What happens, then, is that something that started out as a genuinely good thing (like a morning radio crew clicking together and breaking each other up) is clung to and dutifully recreated as much as possible, even long after the original appeal has died. Soon others try to imitate what is already stale and lifeless, and the cycle repeats itself until the poor performers are so desperate for a laugh and scared for their jobs that they get increasingly frantic to generate it, even if they have laugh like braying donkeys four hours a day to do it.

Witness Harvey Corman and Tim Conway, once talented and funny guys (in my opinion). Then that one skit happened. The one where they couldn't keep a straight face, the one skit that everyone loves, mostly because of the genuine emotion of it. Sadly, once they realized how popular that skit had become, uncontrollable laughter seemed to make its way into every Carol Burnette show thereafter. And the funny died a lingering, humiliating death.

(SNL's Jimmy Fallon and Tina Fey who do the Weekend Update are a perfect example of this "our laughter will suffice in lieu of humour" strategy. Consequently, I want to rip off each of their own legs and beat them with it every time I watch them. So I try not to watch them.)
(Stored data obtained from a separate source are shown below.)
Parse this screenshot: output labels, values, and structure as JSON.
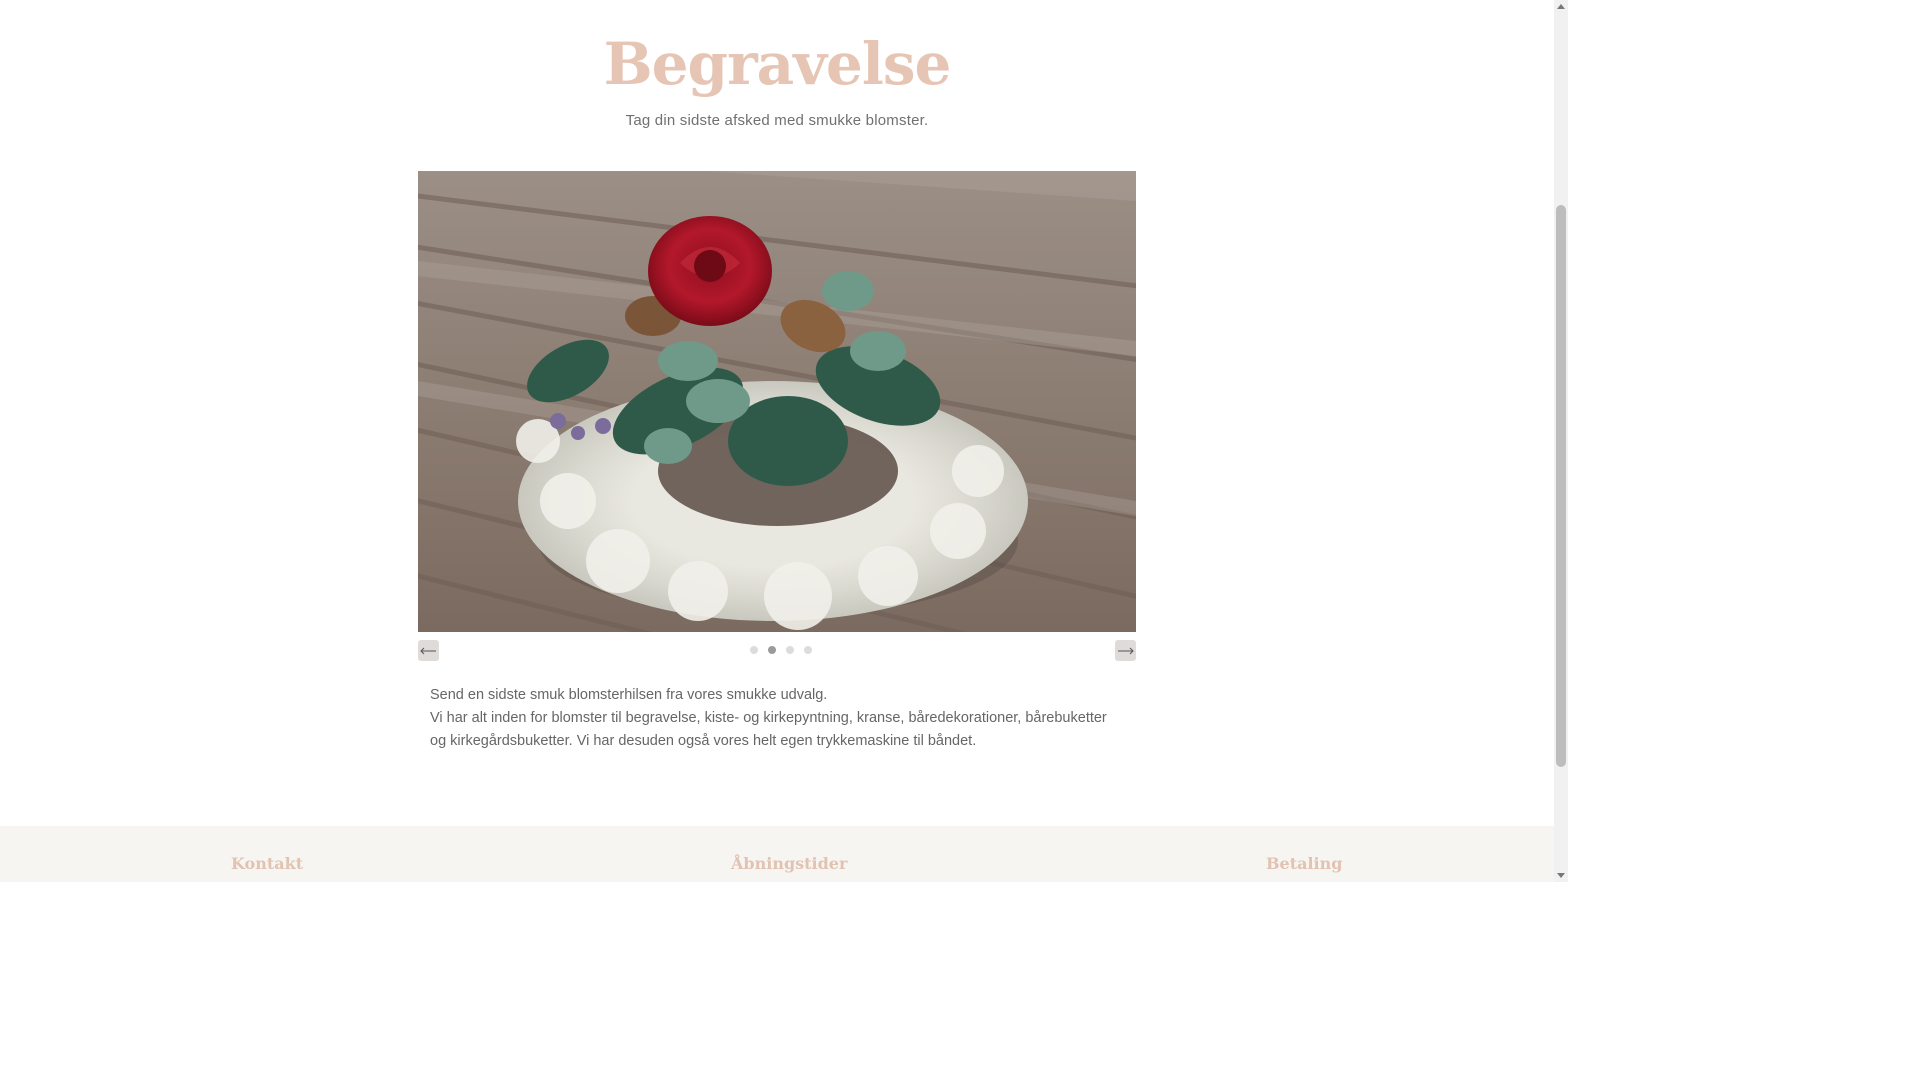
{
  "page": {
    "title": "Begravelse",
    "subtitle": "Tag din sidste afsked med smukke blomster."
  },
  "slider": {
    "image_alt": "Krans med rød rose, kogler, eukalyptus og hvid mos",
    "active_index": 1,
    "slide_count": 4,
    "prev_icon": "arrow-left-icon",
    "next_icon": "arrow-right-icon"
  },
  "description": {
    "line1": "Send en sidste smuk blomsterhilsen fra vores smukke udvalg.",
    "line2": "Vi har alt inden for blomster til begravelse, kiste- og kirkepyntning, kranse, båredekorationer, bårebuketter og kirkegårdsbuketter. Vi har desuden også vores helt egen trykkemaskine til båndet."
  },
  "footer": {
    "kontakt": "Kontakt",
    "abningstider": "Åbningstider",
    "betaling": "Betaling"
  },
  "colors": {
    "accent": "#e6c5b5",
    "text": "#666666",
    "footer_bg": "#f7f5f2"
  }
}
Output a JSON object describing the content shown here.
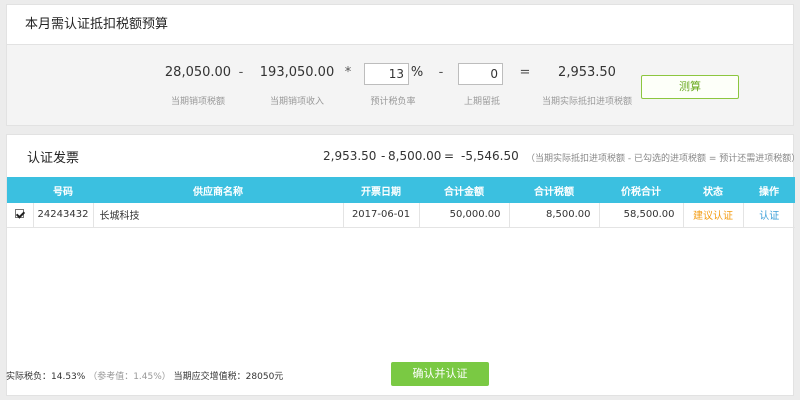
{
  "budget": {
    "title": "本月需认证抵扣税额预算",
    "output_tax": "28,050.00",
    "output_tax_label": "当期销项税额",
    "op_minus1": "-",
    "sales_income": "193,050.00",
    "sales_income_label": "当期销项收入",
    "op_mult": "*",
    "tax_rate_value": "13",
    "tax_rate_unit": "%",
    "tax_rate_label": "预计税负率",
    "op_minus2": "-",
    "prev_retained_value": "0",
    "prev_retained_label": "上期留抵",
    "op_eq": "=",
    "result": "2,953.50",
    "result_label": "当期实际抵扣进项税额",
    "calc_button": "测算"
  },
  "invoices": {
    "title": "认证发票",
    "eq_a": "2,953.50",
    "eq_op1": "-",
    "eq_b": "8,500.00",
    "eq_op2": "=",
    "eq_c": "-5,546.50",
    "eq_note": "（当期实际抵扣进项税额 - 已勾选的进项税额 = 预计还需进项税额）",
    "columns": [
      "号码",
      "供应商名称",
      "开票日期",
      "合计金额",
      "合计税额",
      "价税合计",
      "状态",
      "操作"
    ],
    "rows": [
      {
        "checked": true,
        "number": "24243432",
        "supplier": "长城科技",
        "date": "2017-06-01",
        "amount": "50,000.00",
        "tax": "8,500.00",
        "total": "58,500.00",
        "status": "建议认证",
        "action": "认证"
      }
    ]
  },
  "footer": {
    "actual_rate": "实际税负：14.53%",
    "ref_rate": "（参考值：1.45%）",
    "vat_due": "当期应交增值税：28050元",
    "confirm_button": "确认并认证"
  },
  "colors": {
    "header_bg": "#3bc0e0",
    "accent_green": "#7ac943",
    "status_orange": "#f39c12",
    "link_blue": "#3b9fd8"
  }
}
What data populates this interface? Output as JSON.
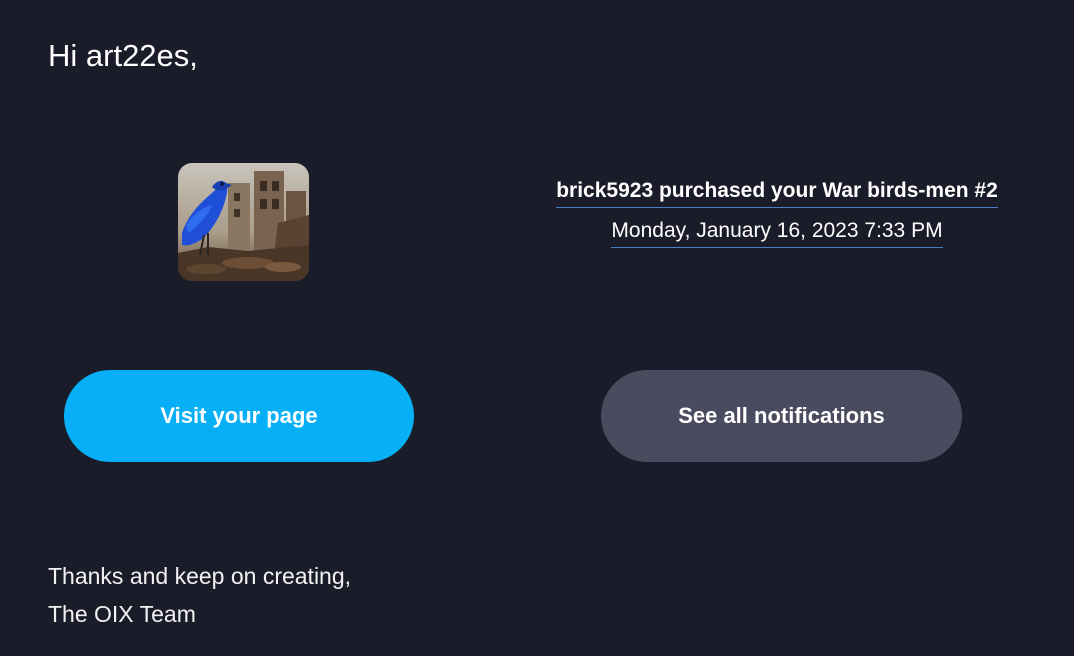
{
  "email": {
    "greeting": "Hi art22es,",
    "notification": {
      "title": "brick5923 purchased your War birds-men #2",
      "timestamp": "Monday, January 16, 2023 7:33 PM",
      "thumbnail_icon": "artwork-thumbnail-blue-bird"
    },
    "buttons": {
      "visit_label": "Visit your page",
      "notifications_label": "See all notifications"
    },
    "signoff": {
      "line1": "Thanks and keep on creating,",
      "line2": "The OIX Team"
    }
  },
  "colors": {
    "background": "#1b1c29",
    "primary_button": "#07b0f6",
    "secondary_button": "#4a4b5e",
    "link_underline": "#4a7fc3"
  }
}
But back to radio. When did they cross the line from merely moronically unfunny to pen-jabbingly-in-the-brain unfunny? (See, wasn't it better when Craig wrote it?) About the time that shock-jockery was introduced, I think. Sick and tired of the same ol' same ol', certain djs tried to bring much-needed life to the morning spots. Unfortunately, that struck a chord with the public and many, many mediocre imitations sprang up. The djs who thought they could pull off being an unfunny asshole did just that and the people who could not pull that off cranked it up a few thousand notches on the frenetic barely-funny-warmed-over-interpretations-of-talented people meter, in a bid to compete.

And you and I are the ones that pay. Yessiree, and pay dearly, every morning of our god-forsaken, pathetic lives. Let's face it, unless we want to listen to University or Public Radio as an alternative (and NO one wants that) we are the soulless army of the damned, just trying to find out what the traffic is like on the 401 and if we should wear a thick coat or not.

And it's all that cocksucker Howard Stern's fault. Thanks a lot, asswipe.

Earlier this year Toronto's morning radio landscape was changed by a station with a proper name (a sad, overused ploy to make it seem like the station has a personality, which it does not). A mere eight months later it has morphed into a typical popular format radio station, but man you should have heard it the first couple of months. They had NO DJS AT ALL, no banter, no weather, no time check, no fake laughter. For god sake, for the first two weeks THEY HAD NO COMMERCIALS. Just music.

(Let me tell you, putting up with Canadian content is much easier to do when you haven't got lame jokes and cackling idiots attacking you between old Martha and the Muffins tunes and Rough Trade ditties. Believe me.)

So, what does the future of morning radio hold for us? My guess would be more crank phone calls, and plenty of them (my friend Terry articulated exactly what I hate about these things "look, I've made someone trust me and then I betrayed that trust and made them angry. Isn't that funny?) And lots more X-TREME contests that idiotic people will line up for for the chance to humiliate themselves on air.

And the laughter, the interminable, grating laughter. That will continue, on an on, until the day we mercifully die. And if we're very lucky and have been very good people our reward will be that we won't have to tune into that big Morning Crew Whack-a-teria in the Sky (with your hosts Krazy Kali, Maddog Jehovah Bob and the Thor-Meister) for the rest of eternity.